U haalt een recent onderzoek van BlueTech Research aan, waaruit blijkt dat slechts 9 procent van de ontwikkelde technologieën met succes is bekroond. Doet de watersector het slecht of geldt dit ook voor andere sectoren?
“Het percentage is lager dan dat van sommige andere sectoren. De faalkans is weliswaar over de hele linie vergelijkbaar, maar in de watersector bevinden relatief veel bedrijven zich in niemandsland. Hun innovaties zijn niet dood, maar er gebeurt ook niet veel. Je moet je ook afvragen: wat is succes? Cees Buisman en Mark van Loosdrecht vinden het misschien een groot succes als het bij 9 procent van de waterinnovaties tot een pilot of demonstratie komt.
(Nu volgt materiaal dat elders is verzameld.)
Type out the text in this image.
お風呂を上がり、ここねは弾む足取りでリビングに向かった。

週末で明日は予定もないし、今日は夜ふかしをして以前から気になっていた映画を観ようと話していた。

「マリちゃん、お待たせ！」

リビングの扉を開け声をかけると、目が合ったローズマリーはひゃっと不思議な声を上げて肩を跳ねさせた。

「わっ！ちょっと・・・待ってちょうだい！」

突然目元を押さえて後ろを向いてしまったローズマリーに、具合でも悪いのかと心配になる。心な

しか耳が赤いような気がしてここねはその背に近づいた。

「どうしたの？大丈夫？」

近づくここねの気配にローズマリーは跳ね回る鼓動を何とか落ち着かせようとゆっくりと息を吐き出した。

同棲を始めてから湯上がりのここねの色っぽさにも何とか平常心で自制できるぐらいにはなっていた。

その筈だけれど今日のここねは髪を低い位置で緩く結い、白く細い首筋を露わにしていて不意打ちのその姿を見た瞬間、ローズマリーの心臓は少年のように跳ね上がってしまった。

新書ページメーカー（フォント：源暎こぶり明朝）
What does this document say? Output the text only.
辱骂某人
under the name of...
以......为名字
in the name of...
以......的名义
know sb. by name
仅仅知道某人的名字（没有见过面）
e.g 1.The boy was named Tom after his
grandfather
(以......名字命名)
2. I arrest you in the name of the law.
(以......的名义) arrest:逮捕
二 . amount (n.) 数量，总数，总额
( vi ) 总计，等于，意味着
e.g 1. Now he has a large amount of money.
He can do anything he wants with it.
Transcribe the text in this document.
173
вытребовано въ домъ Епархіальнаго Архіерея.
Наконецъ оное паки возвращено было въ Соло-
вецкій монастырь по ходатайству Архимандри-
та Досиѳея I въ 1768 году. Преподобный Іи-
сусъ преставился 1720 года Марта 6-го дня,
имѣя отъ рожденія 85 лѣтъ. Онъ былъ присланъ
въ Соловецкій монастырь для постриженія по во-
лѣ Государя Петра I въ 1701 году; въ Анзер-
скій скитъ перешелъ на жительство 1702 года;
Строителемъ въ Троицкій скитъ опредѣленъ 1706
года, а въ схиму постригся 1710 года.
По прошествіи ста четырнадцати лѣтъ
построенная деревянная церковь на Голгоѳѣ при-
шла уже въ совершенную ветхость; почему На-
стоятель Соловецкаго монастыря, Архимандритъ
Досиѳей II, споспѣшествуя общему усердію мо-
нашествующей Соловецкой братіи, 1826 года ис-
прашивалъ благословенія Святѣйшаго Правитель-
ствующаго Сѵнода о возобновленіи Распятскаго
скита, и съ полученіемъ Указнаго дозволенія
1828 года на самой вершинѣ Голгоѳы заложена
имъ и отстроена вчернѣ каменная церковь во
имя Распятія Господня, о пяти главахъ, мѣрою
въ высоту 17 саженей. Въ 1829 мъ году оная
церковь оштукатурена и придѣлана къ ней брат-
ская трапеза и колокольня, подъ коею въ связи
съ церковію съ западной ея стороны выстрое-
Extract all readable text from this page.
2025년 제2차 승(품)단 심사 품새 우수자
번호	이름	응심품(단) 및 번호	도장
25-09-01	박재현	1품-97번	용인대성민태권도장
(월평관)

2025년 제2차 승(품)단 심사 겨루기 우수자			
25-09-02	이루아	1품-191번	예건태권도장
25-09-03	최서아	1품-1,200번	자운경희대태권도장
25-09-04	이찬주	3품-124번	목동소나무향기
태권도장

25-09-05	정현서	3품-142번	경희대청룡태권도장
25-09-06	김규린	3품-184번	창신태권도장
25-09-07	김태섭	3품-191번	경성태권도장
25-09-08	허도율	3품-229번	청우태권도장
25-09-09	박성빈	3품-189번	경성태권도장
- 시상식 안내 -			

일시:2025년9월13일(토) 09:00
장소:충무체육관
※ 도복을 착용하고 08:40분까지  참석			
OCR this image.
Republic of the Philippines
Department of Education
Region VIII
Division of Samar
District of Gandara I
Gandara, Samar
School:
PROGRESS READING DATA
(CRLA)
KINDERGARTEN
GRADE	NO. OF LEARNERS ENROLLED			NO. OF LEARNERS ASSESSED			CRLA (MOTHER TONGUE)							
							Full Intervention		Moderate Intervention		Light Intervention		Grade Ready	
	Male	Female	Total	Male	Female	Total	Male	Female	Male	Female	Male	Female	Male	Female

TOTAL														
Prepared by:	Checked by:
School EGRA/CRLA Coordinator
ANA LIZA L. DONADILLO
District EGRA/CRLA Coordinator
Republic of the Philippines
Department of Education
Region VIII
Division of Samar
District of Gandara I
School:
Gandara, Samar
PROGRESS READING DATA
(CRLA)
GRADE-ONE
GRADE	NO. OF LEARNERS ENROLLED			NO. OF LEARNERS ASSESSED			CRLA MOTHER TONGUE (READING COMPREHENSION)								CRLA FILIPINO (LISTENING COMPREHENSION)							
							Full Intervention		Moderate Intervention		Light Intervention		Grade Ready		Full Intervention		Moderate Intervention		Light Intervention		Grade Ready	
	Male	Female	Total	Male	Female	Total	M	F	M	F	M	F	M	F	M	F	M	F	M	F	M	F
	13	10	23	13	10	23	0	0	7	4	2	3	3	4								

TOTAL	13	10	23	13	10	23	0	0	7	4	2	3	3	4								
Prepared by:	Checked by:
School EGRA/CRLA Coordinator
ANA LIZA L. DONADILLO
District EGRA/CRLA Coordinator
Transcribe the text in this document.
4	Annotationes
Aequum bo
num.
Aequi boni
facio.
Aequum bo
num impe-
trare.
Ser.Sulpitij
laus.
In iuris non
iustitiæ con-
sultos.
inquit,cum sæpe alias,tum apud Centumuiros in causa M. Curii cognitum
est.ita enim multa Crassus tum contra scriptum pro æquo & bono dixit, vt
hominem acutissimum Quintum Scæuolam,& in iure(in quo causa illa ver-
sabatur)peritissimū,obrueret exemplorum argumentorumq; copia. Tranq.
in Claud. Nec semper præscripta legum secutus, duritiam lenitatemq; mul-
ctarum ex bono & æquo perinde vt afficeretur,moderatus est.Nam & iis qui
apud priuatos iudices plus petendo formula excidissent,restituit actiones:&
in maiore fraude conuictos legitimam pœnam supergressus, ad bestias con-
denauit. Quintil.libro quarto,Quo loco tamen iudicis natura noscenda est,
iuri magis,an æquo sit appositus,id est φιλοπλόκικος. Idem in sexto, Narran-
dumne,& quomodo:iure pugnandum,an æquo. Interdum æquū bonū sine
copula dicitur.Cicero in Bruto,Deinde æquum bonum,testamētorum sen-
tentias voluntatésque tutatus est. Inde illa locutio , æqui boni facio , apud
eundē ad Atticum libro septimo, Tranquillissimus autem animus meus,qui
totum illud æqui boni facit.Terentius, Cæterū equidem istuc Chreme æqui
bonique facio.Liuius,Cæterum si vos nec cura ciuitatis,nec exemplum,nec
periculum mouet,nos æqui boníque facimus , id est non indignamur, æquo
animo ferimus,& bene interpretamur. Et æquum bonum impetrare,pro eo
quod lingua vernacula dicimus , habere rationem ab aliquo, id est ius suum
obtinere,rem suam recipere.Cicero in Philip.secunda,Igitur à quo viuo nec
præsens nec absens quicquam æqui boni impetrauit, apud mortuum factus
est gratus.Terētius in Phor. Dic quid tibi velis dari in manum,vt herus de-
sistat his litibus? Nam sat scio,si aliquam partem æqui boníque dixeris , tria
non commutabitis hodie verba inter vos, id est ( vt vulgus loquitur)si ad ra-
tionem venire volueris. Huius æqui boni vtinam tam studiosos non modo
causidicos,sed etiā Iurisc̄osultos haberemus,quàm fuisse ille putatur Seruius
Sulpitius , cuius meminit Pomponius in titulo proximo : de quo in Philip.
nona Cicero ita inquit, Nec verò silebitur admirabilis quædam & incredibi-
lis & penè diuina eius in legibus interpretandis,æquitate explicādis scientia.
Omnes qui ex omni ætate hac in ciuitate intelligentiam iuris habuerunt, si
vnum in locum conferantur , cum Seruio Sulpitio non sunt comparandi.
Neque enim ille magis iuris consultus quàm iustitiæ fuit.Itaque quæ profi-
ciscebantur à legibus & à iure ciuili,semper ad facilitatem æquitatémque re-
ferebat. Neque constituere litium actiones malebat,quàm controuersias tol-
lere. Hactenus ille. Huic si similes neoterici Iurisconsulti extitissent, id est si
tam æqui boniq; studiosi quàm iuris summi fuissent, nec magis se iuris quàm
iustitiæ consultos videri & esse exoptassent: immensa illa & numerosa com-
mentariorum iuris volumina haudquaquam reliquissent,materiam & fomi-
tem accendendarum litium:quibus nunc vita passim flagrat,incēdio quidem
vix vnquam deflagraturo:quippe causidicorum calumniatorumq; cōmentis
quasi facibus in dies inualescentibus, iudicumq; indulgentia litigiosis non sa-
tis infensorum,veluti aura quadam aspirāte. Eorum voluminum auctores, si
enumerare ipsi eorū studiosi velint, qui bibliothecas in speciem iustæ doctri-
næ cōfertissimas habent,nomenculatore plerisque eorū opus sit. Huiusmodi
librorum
Maar voor een investeerdersgroep als SKion Water is het vreselijk om een bedrag van 15 miljoen euro kwijt te zijn aan een innovatie die het niet haalt. Een geslaagde innovatie moet echt veel opleveren om alle mislukkingen te compenseren. Die noem ik ‘eenhoorn’ in mijn onderzoek. De andere categorieën zijn ‘leeuw’ en ‘paard’. Ook succesvol maar niet op hetzelfde niveau.”
'Innovaties gaan na enkele jaren door een ‘valley of death’; daar moet je zo snel mogelijk doorheen'
In uw onderzoek heeft u gekeken naar de looptijd van een innovatie. Zo is er een duidelijk onderscheid tussen een waardegedreven innovatie en een door crisis dan wel behoeften gedreven innovatie; de eerste wordt na gemiddeld meer dan twaalf jaar door pioniers en ‘early adopters’ toegepast, de tweede al na 6.5 jaar. Hoe belangrijk is snelheid voor een innovatie?
“Iemand vroeg me tijdens mijn verdediging bij de promotie of het altijd goed is om dingen snel te doen. Laat ik het zo formuleren: je wil altijd zo vlug mogelijk de waarheid achterhalen. Technologische ontwikkeling is een race tegen de klok. Geld raakt op, octrooien eindigen, concurrenten bedenken ook iets nieuws, regelgeving verandert. Innovaties gaan na enkele jaren door een ‘valley of death’ of ‘chasm’ (kloof, red.), waar het lastig is om enthousiast te blijven. Daar moet je zo snel mogelijk doorheen. Vaak loopt een innovatie in deze fase vast en wordt soms naderhand opgepakt door een ander bedrijf.”
Wat zijn succesvoorwaarden voor het ontwikkelen van een innovatie?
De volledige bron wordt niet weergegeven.